A votre époque, faire de la musique était plus difficile ?
A l’époque, il n’y avait que Radio Sénégal pour faire la promotion de la musique sénégalaise et il fallait graisser la patte à quelqu’un pour qu’on fasse passer tes tubes. Il y avait un technicien dont j’oublie le nom qui exigeait 20 mille francs pour faire passer tes morceaux. J’en avais ras-le-bol.
Vos parents étaient-ils d’accord pour que vous fassiez de la musique ?
Mon père s’était opposé à ce que je fasse de la musique. J’ai reçu toutes sortes de brimades de sa part pour que je quitte la scène. Mais j’ai eu la chance de me marier tôt, ce qui m’a maintenue dans la musique. Je partage la passion de la musique avec mon mari. Nous évoluions dans le même groupe Lasli Fouta. Etant Torodo, il est très difficile de faire de la musique. Depuis qu’on est revenu de la France, mon mari a laissé tomber. Il était membre de Lasli Fouta et comprenait ma passion pour la musique. C’est là-bas que je l’ai connu d’ailleurs. On a cheminé ensemble dans cette troupe. Aujourd’hui, il est là et se porte à merveille macha Allah. Avec l’argent que j’avais dans la musique, j’ai essayé de contenter mes parents en subvenant à leurs besoins.
Qui parmi vos enfants a décidé de suivre vos pas de musicienne ?
Ma défunte fille qui s’appelait Fat Sy était la seule qui avait voulu faire comme moi, c’est-à-dire embrasser une carrière de musicienne. Elle s’apprêtait à se marier avant que Dieu ne l’arrache à notre affection. J’avais sept enfants, les quatre sont décédés. Il ne me reste que trois enfants, deux filles qui sont mariées et un garçon que j’ai amené en Hollande.
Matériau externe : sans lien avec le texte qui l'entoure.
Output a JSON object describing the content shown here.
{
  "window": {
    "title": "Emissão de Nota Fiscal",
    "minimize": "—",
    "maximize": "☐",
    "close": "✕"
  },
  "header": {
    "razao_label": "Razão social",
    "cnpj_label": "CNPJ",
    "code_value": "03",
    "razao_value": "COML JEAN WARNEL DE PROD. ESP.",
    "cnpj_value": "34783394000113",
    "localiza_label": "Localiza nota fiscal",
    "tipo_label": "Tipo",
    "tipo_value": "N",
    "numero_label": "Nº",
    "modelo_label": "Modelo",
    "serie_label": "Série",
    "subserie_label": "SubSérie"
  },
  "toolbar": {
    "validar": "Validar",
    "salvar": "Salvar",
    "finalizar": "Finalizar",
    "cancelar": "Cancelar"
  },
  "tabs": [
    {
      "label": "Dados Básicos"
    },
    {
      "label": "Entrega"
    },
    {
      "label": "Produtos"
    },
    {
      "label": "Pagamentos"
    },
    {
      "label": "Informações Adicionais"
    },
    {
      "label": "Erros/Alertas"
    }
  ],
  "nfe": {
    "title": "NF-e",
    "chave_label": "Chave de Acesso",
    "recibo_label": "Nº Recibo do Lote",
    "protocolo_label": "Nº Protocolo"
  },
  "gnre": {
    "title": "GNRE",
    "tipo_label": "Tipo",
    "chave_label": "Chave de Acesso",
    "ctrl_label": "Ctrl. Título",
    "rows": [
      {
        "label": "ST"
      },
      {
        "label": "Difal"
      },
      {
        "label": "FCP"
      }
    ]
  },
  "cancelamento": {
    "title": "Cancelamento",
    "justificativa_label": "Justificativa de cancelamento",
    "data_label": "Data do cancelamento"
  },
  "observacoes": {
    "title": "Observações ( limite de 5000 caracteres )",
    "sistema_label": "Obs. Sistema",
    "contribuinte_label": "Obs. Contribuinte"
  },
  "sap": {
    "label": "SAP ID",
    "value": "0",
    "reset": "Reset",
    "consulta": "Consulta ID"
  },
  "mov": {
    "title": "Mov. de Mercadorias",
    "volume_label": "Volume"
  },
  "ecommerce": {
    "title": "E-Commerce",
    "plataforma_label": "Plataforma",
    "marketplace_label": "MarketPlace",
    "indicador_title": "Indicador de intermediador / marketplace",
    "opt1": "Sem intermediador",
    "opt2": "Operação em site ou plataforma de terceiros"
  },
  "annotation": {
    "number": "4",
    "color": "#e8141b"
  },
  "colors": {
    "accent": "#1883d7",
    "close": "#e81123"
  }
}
Continuez-vous à pratiquer la musique jusqu’à présent ?
Depuis que j’ai effectué le pèlerinage à la Mecque, j’ai levé le pied. Je ne fais plus la musique comme auparavant. Je me contente de faire des playbacks lorsque je suis engagée quelque part, surtout au Fouta où je suis le plus souvent sollicitée. Je n’ai plus de groupe parce que ça demande beaucoup de moyens financiers pour entretenir un groupe.
Que vous inspire le Covid-19, avec surtout l’assouplissement des mesures prises par le Président Macky Sall qui invite les Sénégalais à apprendre à vivre avec le virus (l’entretien a été réalisé avant la levée de l’Etat d’urgence) ?
L’assouplissement des mesures restrictives liées au Covid-19 ne devrait pas pousser les Sénégalais à oublier de respecter les gestes barrières, à porter les masques, à se laver les mains, soit avec de l’eau et du savon ou avec du gel hydro-alcoolique.